Burns:- Irvine, Illness & Inspiration
(Facts 28-30)

BURNS IN IRVINE

28. Robert was in Irvine from July 1781 till the spring of 1782, learning the craft of flax-dressing. Two buildings in the Glasgow Vennel vie for the honour of having been the heckling-shed where he worked. One tradition is that Burns himself knocked over the candle that burned him out, but Burns himself blamed the wife of his partner, in a drunken spree at Hogmanay (31 December).

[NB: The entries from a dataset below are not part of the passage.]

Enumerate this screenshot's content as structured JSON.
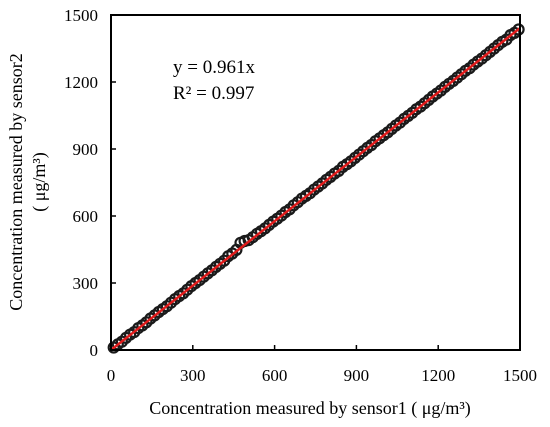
{
  "chart_data": {
    "type": "scatter",
    "title": "",
    "xlabel": "Concentration measured by sensor1 ( μg/m³)",
    "ylabel_line1": "Concentration measured by sensor2",
    "ylabel_line2": "( μg/m³)",
    "xlim": [
      0,
      1500
    ],
    "ylim": [
      0,
      1500
    ],
    "xticks": [
      "0",
      "300",
      "600",
      "900",
      "1200",
      "1500"
    ],
    "yticks": [
      "0",
      "300",
      "600",
      "900",
      "1200",
      "1500"
    ],
    "grid": false,
    "legend": "none",
    "marker": "open-circle",
    "marker_color": "#1a1a1a",
    "fit_line_color": "#e01b1b",
    "fit": {
      "slope": 0.961,
      "x_range": [
        0,
        1500
      ]
    },
    "annotations": [
      "y = 0.961x",
      "R² = 0.997"
    ],
    "series": [
      {
        "x": [
          10,
          25,
          40,
          55,
          70,
          85,
          100,
          115,
          130,
          145,
          160,
          175,
          190,
          205,
          220,
          235,
          250,
          265,
          280,
          295,
          310,
          325,
          340,
          355,
          370,
          385,
          400,
          415,
          430,
          445,
          460,
          475,
          490,
          505,
          520,
          535,
          550,
          565,
          580,
          595,
          610,
          625,
          640,
          655,
          670,
          685,
          700,
          715,
          730,
          745,
          760,
          775,
          790,
          805,
          820,
          835,
          850,
          865,
          880,
          895,
          910,
          925,
          940,
          955,
          970,
          985,
          1000,
          1015,
          1030,
          1045,
          1060,
          1075,
          1090,
          1105,
          1120,
          1135,
          1150,
          1165,
          1180,
          1195,
          1210,
          1225,
          1240,
          1255,
          1270,
          1285,
          1300,
          1315,
          1330,
          1345,
          1360,
          1375,
          1390,
          1405,
          1420,
          1435,
          1450,
          1465,
          1480,
          1495
        ],
        "y": [
          11,
          25,
          37,
          54,
          69,
          80,
          98,
          110,
          124,
          141,
          155,
          170,
          183,
          196,
          212,
          228,
          242,
          254,
          270,
          286,
          300,
          313,
          328,
          343,
          357,
          372,
          386,
          400,
          420,
          432,
          448,
          480,
          488,
          492,
          505,
          520,
          532,
          545,
          560,
          575,
          588,
          602,
          618,
          630,
          648,
          662,
          678,
          690,
          702,
          718,
          732,
          746,
          762,
          775,
          790,
          802,
          820,
          832,
          845,
          860,
          875,
          890,
          905,
          918,
          935,
          948,
          962,
          975,
          990,
          1005,
          1018,
          1035,
          1048,
          1062,
          1078,
          1090,
          1105,
          1120,
          1135,
          1148,
          1162,
          1178,
          1192,
          1205,
          1220,
          1235,
          1250,
          1262,
          1278,
          1292,
          1305,
          1320,
          1335,
          1350,
          1365,
          1380,
          1390,
          1410,
          1420,
          1435
        ]
      }
    ]
  }
}
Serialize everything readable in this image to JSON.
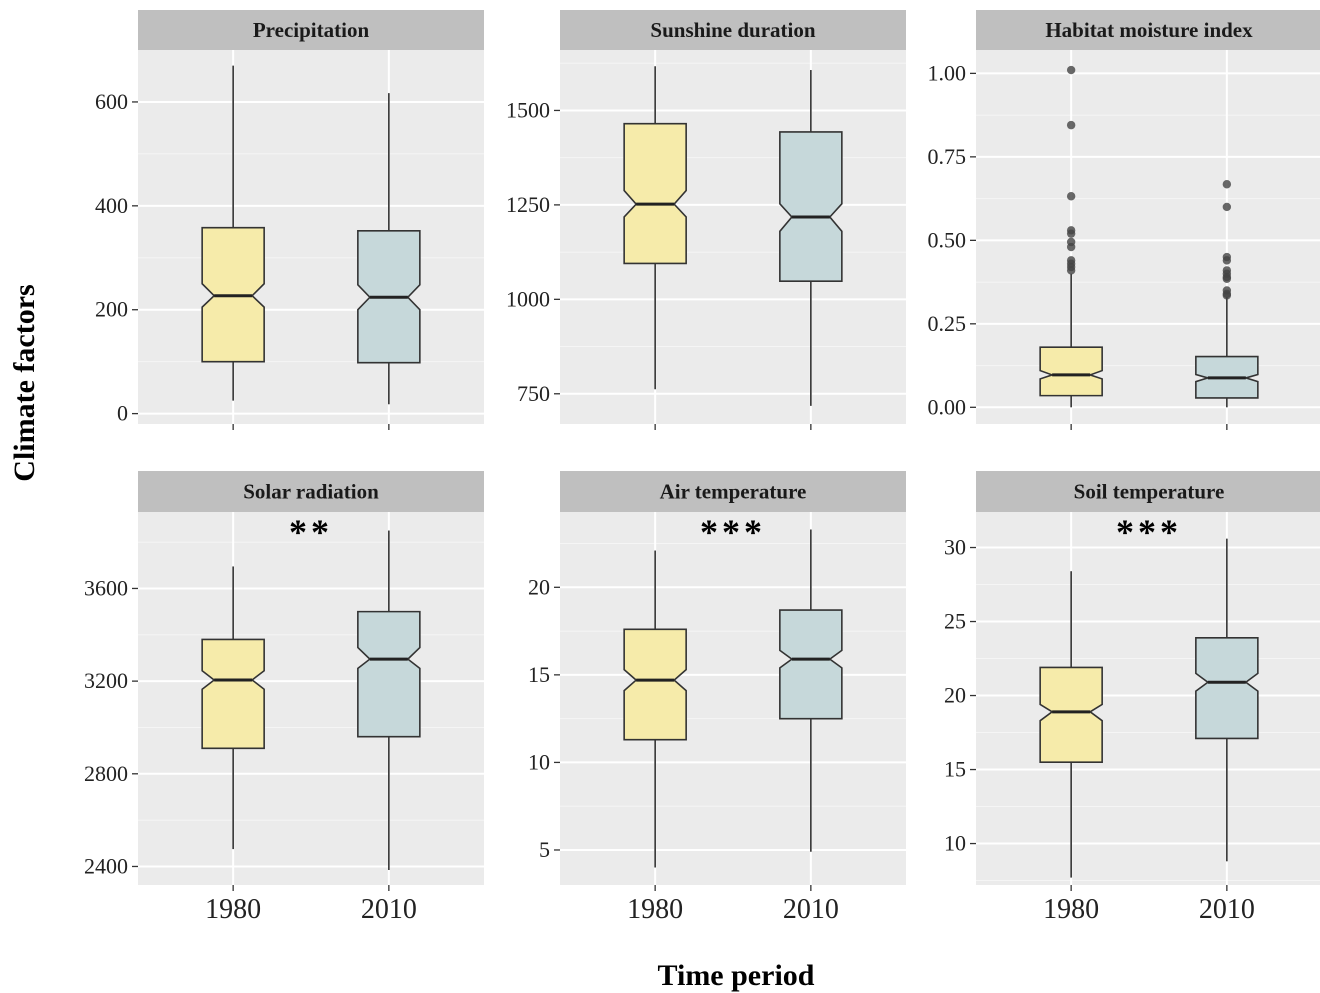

24. Tarbolton Bachelors' Club was founded by Robert Burns on 11th November 1780 with seven companions. The rules, drawn up by Burns, stipulated that "Every man proper for a member of this Society, must have a frank, honest, open heart; above anything dirty or mean; and must be a professed lover of one or more of the female sex".






25. At a time when men of the peasantry cut their hair short, and the upper classes wore wigs or styled their hair as if they did, Burns "wore the only tied hair in the parish" according to David Sillar.

 

THE JILTED LOVER

26. Five early letters of Burns, known only as drafts, addressed to 'My dear E.' or Dear A.' have previously been identified as written to Alison or Ellison Begbie, daughter of a small farmer in Newmilns Parish and the heroine of 'The Lass of Cessnock Banks' This identification was supplied by Isabella Burns in 1850. Recent research shows that she was, in fact, Elizabeth Gebbie, probably also the heroine of 'Farewell to Eliza', one of Robert's earliest songs. Elizabeth turned him down in the summer of 1781 and married Hugh Brown, a stocking-maker who later became one of Glasgow's wealthiest hosiery manufacturers.

FREEMASONRY

27. On 4 July 1781 Burns was initiated as a freemason, in St David's Lodge, Tarbolton, No. 174, and passed and raised on 1 October the same year. He was elected Depute Master of St James's Lodge on 27 July 1784, a position he held till 1788 when he removed to Dumfriesshire. His masonic contacts opened many doors to him when he first went to Edinburgh.